The adoption process reminds me to be thoughtful about the company I keep. I’ve got a lot going on, and I don’t have time for a bunch of silly foolishness. I am viewing life through a prism of impending parenthood, and frankly I’m fanatically consumed with protecting the health and well-being of my Hope Kid. Hope Kid has already been through enough crap; Hope Kid doesn’t need folks around who doubt my reasoning for wanting him/her or second guessing why I want to be a parent at all.
I know that my nearest and dearest will still ask some uncomfortable questions and not everyone will agree with the decisions I am making and will make. That’s cool, it’s even allowed. But Team AdoptiveBlackMom needs supportive folks. It’s ok, to disagree with me, but I need folks around me who will help me be the best parent I can be and who won’t waste time with a bunch of crazy mess about whether I should be a parent at all or how I should go about achieving that goal. Totally baffled and disturbed by this life choice to the point where your mouth is burning, just burning to question me? That’s cool, but please see yourself to the door, our season on this life journey has come to a close. I won’t allow that conflict to be one of my 99 problems.
Oh you think it’s bad now? I haven’t even met Hope Kid yet! Just know that when I do, my inner Momma Bear will be epic! Epic, I tell you!

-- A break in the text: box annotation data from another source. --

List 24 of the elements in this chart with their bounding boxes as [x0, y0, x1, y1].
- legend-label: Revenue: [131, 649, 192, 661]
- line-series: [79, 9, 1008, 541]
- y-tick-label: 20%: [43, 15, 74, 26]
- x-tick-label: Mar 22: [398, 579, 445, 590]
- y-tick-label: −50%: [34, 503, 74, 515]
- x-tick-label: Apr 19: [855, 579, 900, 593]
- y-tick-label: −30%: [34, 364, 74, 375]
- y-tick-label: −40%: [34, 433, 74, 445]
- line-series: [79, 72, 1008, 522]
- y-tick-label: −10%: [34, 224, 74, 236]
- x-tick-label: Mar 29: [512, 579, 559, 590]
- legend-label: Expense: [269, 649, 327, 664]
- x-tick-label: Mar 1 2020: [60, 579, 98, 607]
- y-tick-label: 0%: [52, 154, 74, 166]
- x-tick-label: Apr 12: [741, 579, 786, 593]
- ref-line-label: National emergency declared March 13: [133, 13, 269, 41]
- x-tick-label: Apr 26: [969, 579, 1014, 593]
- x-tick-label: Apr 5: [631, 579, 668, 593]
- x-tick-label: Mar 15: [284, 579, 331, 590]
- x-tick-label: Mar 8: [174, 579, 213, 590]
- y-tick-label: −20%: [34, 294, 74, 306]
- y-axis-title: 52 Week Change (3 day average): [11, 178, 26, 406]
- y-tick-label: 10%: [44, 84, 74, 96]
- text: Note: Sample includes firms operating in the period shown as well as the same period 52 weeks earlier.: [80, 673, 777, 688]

August 24th, 2013 at 4:22 am
I love it! Great post. I could only imagine what it must feel like. I’d probably want to punch someone in the face everytime I got a silly question or comment in response to my decision. I remember when I first decided to become a single choice mom. Once people started noticing that I was pregnant, the first thing out of their mouths was, “Omg. Who’s the father?” and “I didn’t even know you had a boyfriend!” People make assumptions based on traditional ideas but the assumption that I had to have a boyfriend, annoyed the crap out of me!
Adoptiveblackmom, you got my support! Mommies unite! And good luck on your dissertation! 🙂
August 24th, 2013 at 12:27 pm
Thanks SingleMommingly, it’s been a very odd experience at times filled with anger, but I’m fortunate that my friends and family have been really supportive. It interesting what people think is appropriate to ask. As my grandma would say, just no home training! Thanks for the support and the read.